One of the nation’s foremost experts on the neurological effects of drug addiction will be a keynote presenter at the first National Rx Drug Abuse Summit next April.
Dr. Nora D. Volkow, director of the National Institute on Drug Abuse (NIDA) at the National Institutes of Health, has conducted extensive research that demonstrates drug addiction is a disease of the human brain – not merely a criminal problem caused by poor choices – and thus much more difficult to overcome.
In 2007, Dr. Volkow one named to Time magazine’s list of the top 100 women and men “whose power, talent or moral example is transforming the world.”
“We are excited that Dr. Volkow will share her expertise during the Summit,” said Karen Kelly, president/CEO of Operation UNITE (Unlawful Narcotics Investigations, Treatment and Education), a Kentucky-based organization coordinating the event. “She is a highly-regarded professional whose work has engaged the entire health care system to seek appropriate responses and effective treatments for addiction.”
The Summit, which will be held in Florida April 10-12, 2012, is intended to foster better understanding and cooperation between all groups – state and national leaders, law enforcement officials, medical professionals, community advocates, treatment experts, educators, private industry leaders, and others – who are finding success in battling this nationwide epidemic.

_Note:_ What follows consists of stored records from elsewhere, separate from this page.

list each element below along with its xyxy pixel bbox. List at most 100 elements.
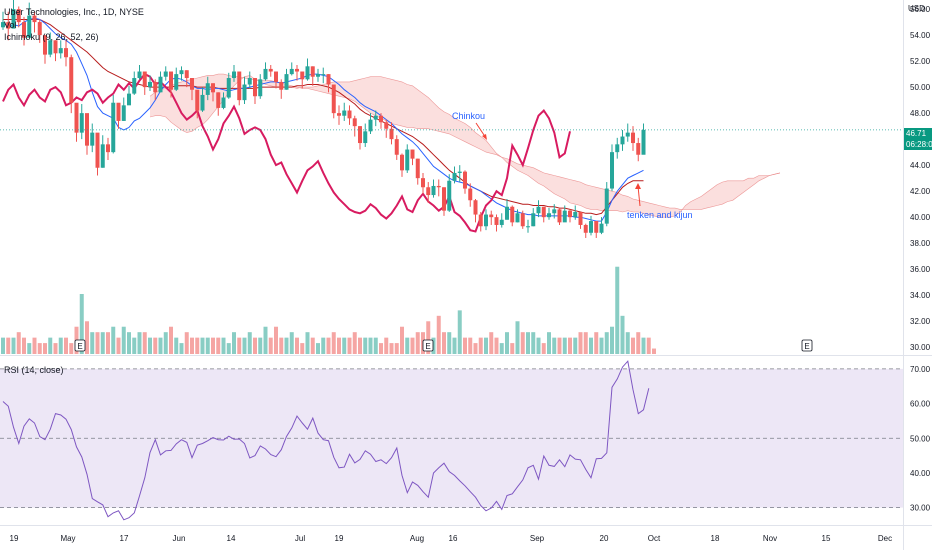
ichimoku-lines xyxy=(2,17,644,233)
candle-body xyxy=(342,110,347,116)
candle-body xyxy=(620,136,625,145)
candle-body xyxy=(247,78,252,85)
volume-bar xyxy=(505,332,509,354)
time-tick-label: 15 xyxy=(822,534,831,543)
candle-body xyxy=(604,188,609,224)
volume-bar xyxy=(58,337,63,354)
earnings-marker-box xyxy=(74,339,86,352)
candle-body xyxy=(211,83,215,93)
volume-bar xyxy=(116,337,121,354)
time-tick-label: 19 xyxy=(10,534,19,543)
volume-bar xyxy=(531,332,536,354)
candle-body xyxy=(610,152,614,189)
volume-bar xyxy=(90,332,95,354)
volume-bar xyxy=(536,337,541,354)
candle-body xyxy=(410,149,415,159)
candle-body xyxy=(442,187,446,211)
volume-bar xyxy=(568,337,572,354)
candle-body xyxy=(389,128,394,140)
candle-body xyxy=(468,188,473,201)
candle-body xyxy=(547,213,551,218)
volume-bar xyxy=(111,326,116,354)
volume-bar xyxy=(85,321,89,354)
chinkou-annotation[interactable]: Chinkou xyxy=(452,111,486,121)
candle-body xyxy=(142,71,147,88)
volume-bar xyxy=(573,337,578,354)
volume-bar xyxy=(442,332,446,354)
candle-body xyxy=(127,93,131,106)
rsi-tick-label: 70.00 xyxy=(910,365,931,374)
time-tick-label: Jul xyxy=(295,534,305,543)
price-tick-label: 38.00 xyxy=(910,239,931,248)
candle-body xyxy=(373,115,378,120)
candle-body xyxy=(205,83,210,95)
candle-body xyxy=(221,97,226,108)
volume-bar xyxy=(174,337,179,354)
volume-bar xyxy=(499,343,504,354)
volume-bar xyxy=(394,343,399,354)
candle-body xyxy=(121,105,126,121)
volume-bar xyxy=(253,337,257,354)
candle-body xyxy=(85,113,89,146)
candle-body xyxy=(358,126,362,144)
tenken-kijun-annotation[interactable]: tenken and kijun xyxy=(627,210,693,220)
volume-bar xyxy=(515,321,520,354)
volume-bar xyxy=(64,337,68,354)
candle-body xyxy=(190,78,194,90)
candle-body xyxy=(163,71,168,77)
candle-body xyxy=(289,68,294,75)
time-tick-label: 17 xyxy=(120,534,129,543)
candle-body xyxy=(363,131,368,144)
volume-bar xyxy=(305,332,310,354)
volume-bar xyxy=(153,337,158,354)
volume-bar xyxy=(447,332,452,354)
ichimoku-legend: Ichimoku (9, 26, 52, 26) xyxy=(4,32,99,42)
candle-body xyxy=(263,68,268,80)
tenkan-sen-line xyxy=(2,17,644,222)
candle-body xyxy=(169,71,173,90)
symbol-title: Uber Technologies, Inc., 1D, NYSE xyxy=(4,7,144,17)
time-tick-label: Jun xyxy=(173,534,186,543)
price-tick-label: 56.00 xyxy=(910,5,931,14)
candle-body xyxy=(352,118,357,127)
candle-body xyxy=(499,219,504,225)
volume-bar xyxy=(37,343,42,354)
candle-body xyxy=(32,15,37,23)
candle-body xyxy=(106,144,110,153)
candle-body xyxy=(347,110,352,119)
candle-body xyxy=(615,144,620,153)
candle-body xyxy=(258,79,263,97)
volume-bar xyxy=(221,337,226,354)
volume-bar xyxy=(541,343,546,354)
earnings-marker-box xyxy=(422,339,434,352)
volume-bar xyxy=(410,337,415,354)
last-price-badge[interactable]: 46.71 06:28:0 xyxy=(904,128,932,150)
candle-body xyxy=(43,35,47,55)
candle-body xyxy=(116,102,121,121)
volume-bar xyxy=(179,343,184,354)
volume-bar xyxy=(22,337,26,354)
volume-bar xyxy=(121,326,126,354)
volume-bar xyxy=(247,332,252,354)
candle-body xyxy=(457,171,462,173)
candle-body xyxy=(111,102,116,153)
candle-body xyxy=(295,68,299,72)
candle-body xyxy=(316,74,320,77)
volume-bar xyxy=(27,343,32,354)
volume-bar xyxy=(526,332,530,354)
candle-body xyxy=(184,70,189,79)
candle-body xyxy=(284,74,289,90)
price-tick-label: 52.00 xyxy=(910,57,931,66)
candle-body xyxy=(37,22,42,36)
price-tick-label: 50.00 xyxy=(910,83,931,92)
candle-body xyxy=(22,22,26,38)
volume-bar xyxy=(310,337,315,354)
rsi-tick-label: 60.00 xyxy=(910,400,931,409)
volume-bar xyxy=(625,332,630,354)
volume-bar xyxy=(226,343,231,354)
candle-body xyxy=(242,84,247,101)
volume-bar xyxy=(494,337,499,354)
volume-bar xyxy=(352,332,357,354)
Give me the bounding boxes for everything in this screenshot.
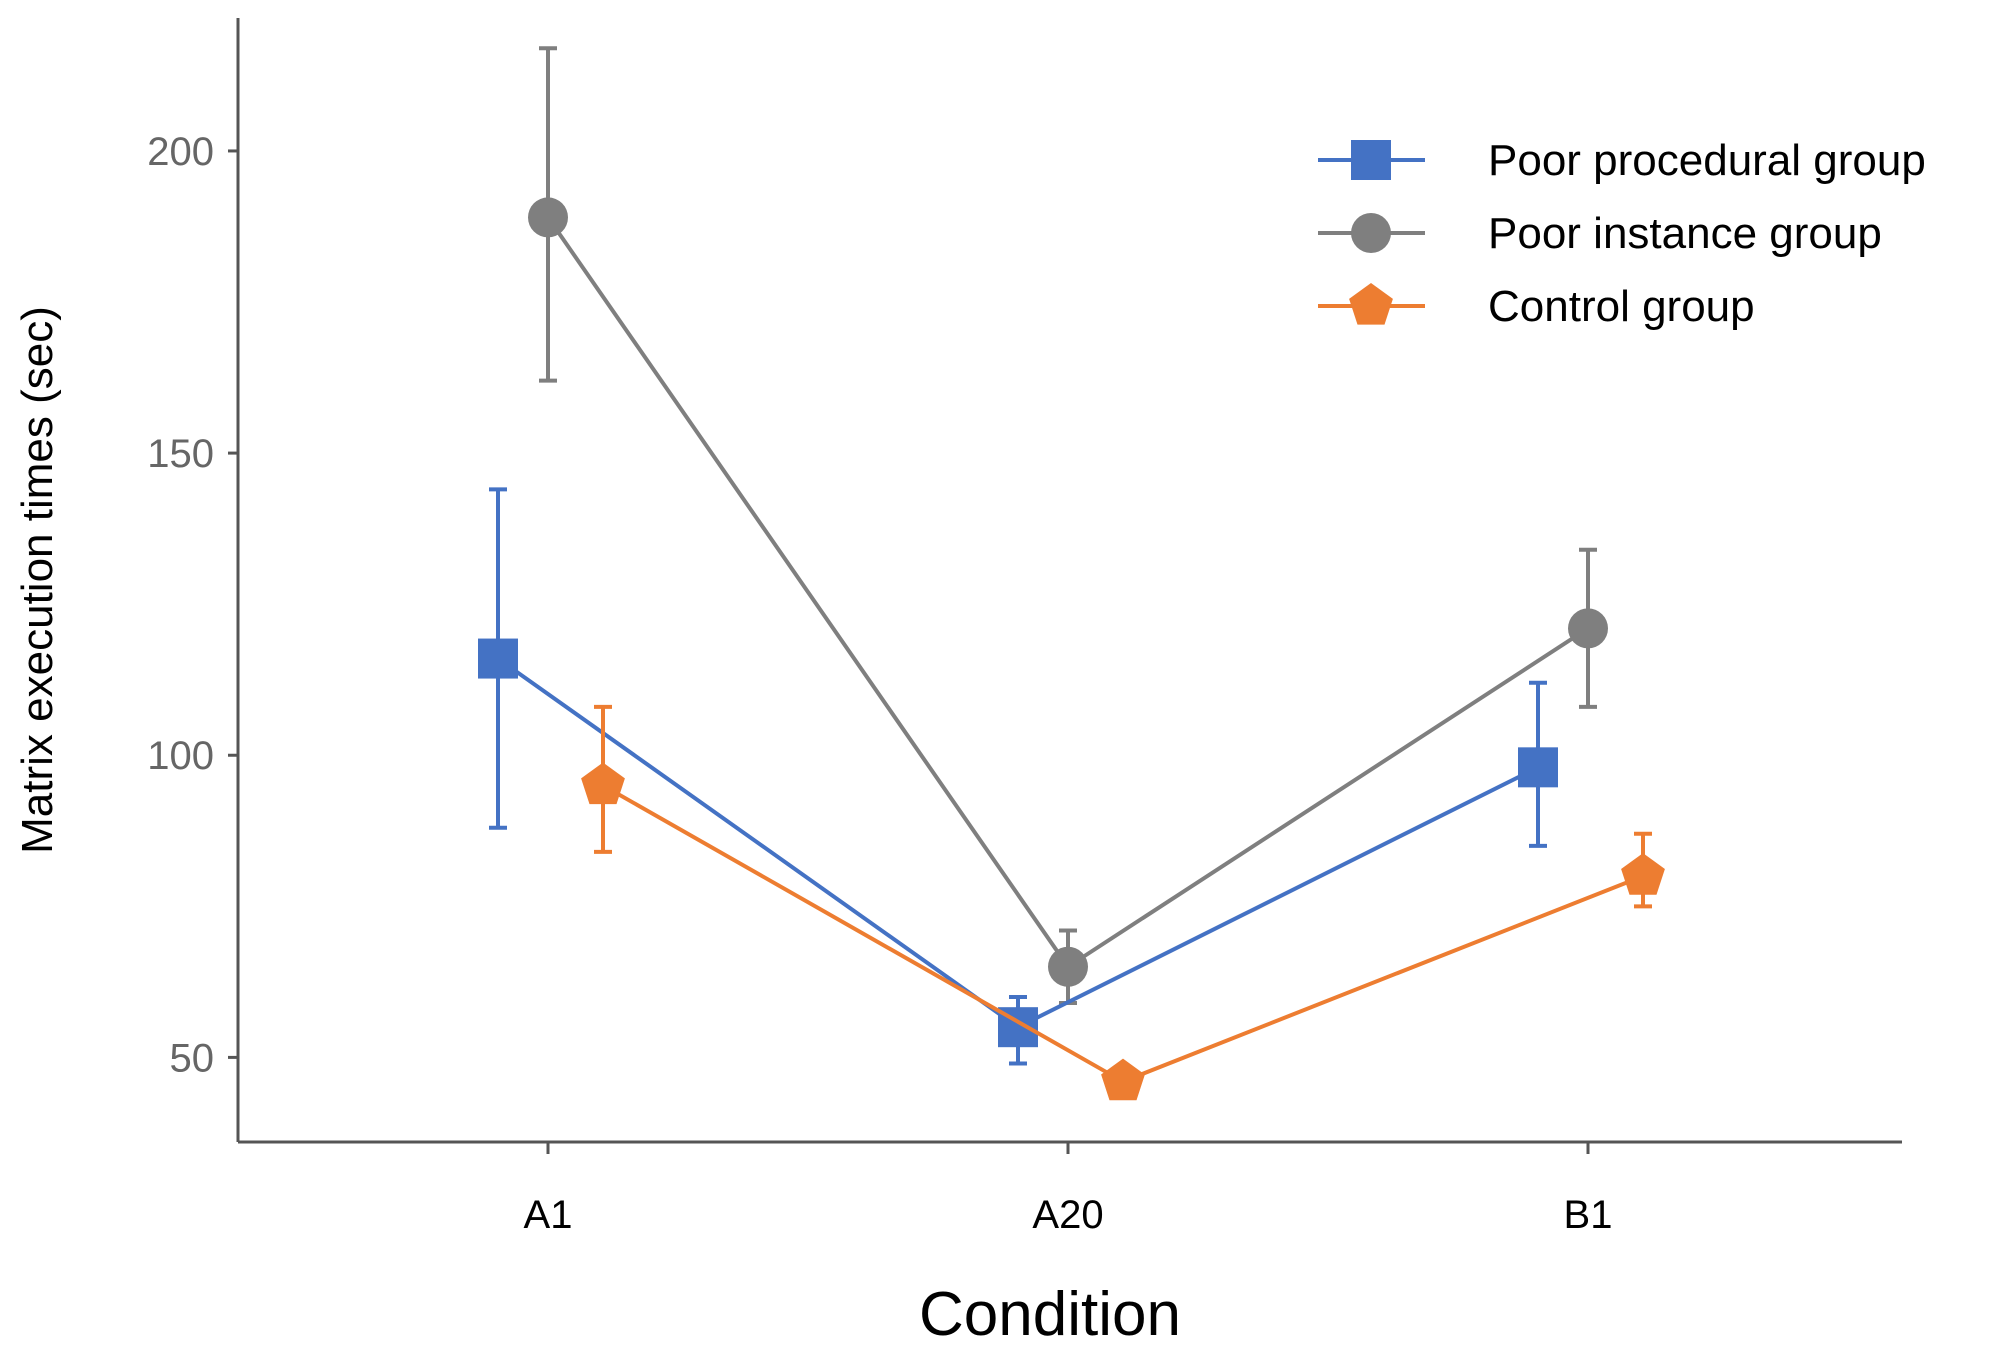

“Diversion of prescription medications from their legitimate medical uses impacts every American, not only through the devastating personal toll exacted on individuals and their families, but on an economic level as well,” Kelly stated. “This Summit encourages proactive dialogue with national experts to identify data-driven policies and solutions.”
As a research psychiatrist and scientist, Dr. Volkow pioneered the use of brain imaging to investigate the toxic effects of drugs and their addictive properties. Her studies have documented changes in the dopamine system affecting the actions of frontal brain regions involved with motivation, drive, and pleasure and the decline of brain dopamine function with age.
Dr. Volkow received her medical degree from the National University of Mexico and spent most of her professional career at the U.S. Department of Energy’s Brookhaven National Laboratory (BNL) in Upton, New York, where she held several leadership positions including director of Nuclear Medicine, chairman of the Medical Department, and associate director for Life Sciences. She has served as NIDA’s director since 2003.